Estas dos películas no son redondas, pero proponen dos miradas diferentes hacia la Segunda Guerra Mundial, cuentan con unos repartos atractivos y además tienen momentos de buen cine, sobre todo porque atrapan durante su visionado. Es una manera de valorar las labores en la dirección de dos realizadores, George Seaton y Carol Reed, de los que no se suele hablar o escribir en exceso (un poco más reconocido Carol Reed, sobre todo porque es recordado por El tercer hombre).

36 horas (36 Hours, 1965) de George Seaton

Una trepidante aventura de espionaje bajo la dirección de George Seaton.

36 horas es una entretenida película de espías, donde no molesta nada lo inverosímil del relato. Te atrapa tanto, que te metes de lleno en la trampa. La idea parte de un relato corto de Roald Dahl, Cuidado con el perro, que luego se adapta libremente. George Seaton ya había mostrado su buen hacer con el cine de espías con Espía por mandato y aquí vuelve otra vez a deleitarnos con una propuesta ingeniosa.
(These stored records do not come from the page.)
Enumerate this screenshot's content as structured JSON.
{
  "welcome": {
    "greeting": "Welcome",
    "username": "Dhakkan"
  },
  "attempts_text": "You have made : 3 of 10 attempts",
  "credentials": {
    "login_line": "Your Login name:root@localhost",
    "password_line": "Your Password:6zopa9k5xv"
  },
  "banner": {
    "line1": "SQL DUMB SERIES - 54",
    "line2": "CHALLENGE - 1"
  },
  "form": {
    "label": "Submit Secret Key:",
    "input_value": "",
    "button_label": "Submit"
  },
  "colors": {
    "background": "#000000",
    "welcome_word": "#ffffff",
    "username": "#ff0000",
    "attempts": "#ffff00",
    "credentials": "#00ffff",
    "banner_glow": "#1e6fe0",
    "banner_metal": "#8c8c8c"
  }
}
La premisa es muy curiosa y te va atrapando desde el minuto uno. Tan solo quedan unos días para el desembarco de Normandía y los altos cargos militares de los servicios de inteligencia americanos están preocupados por si los servicios de espionaje alemanes logran finalmente dar con sus planes y con la fecha prevista. Uno de los oficiales viaja hasta Portugal, como si estuviese haciendo su trabajo habitual, para no levantar sospechas, pero una vez allí es drogado y secuestrado por los alemanes. ¿El motivo? Montan un dispositivo increíble para que el oficial crea al despertar que está en un hospital militar americano y que hace ya unos cuántos años que ha terminado la guerra, pero que sufre un tipo amnesia del que se está recuperando.

De esta manera y ganándose su confianza la enfermera que le cuida y el doctor que le trata, pretenden sonsacarle toda la información posible sobre los planes para el desembarco de Normandía. Pero nuestro oficial poco a poco va percibiendo algunos detalles que le van haciendo dudar y la aventura ya está servida.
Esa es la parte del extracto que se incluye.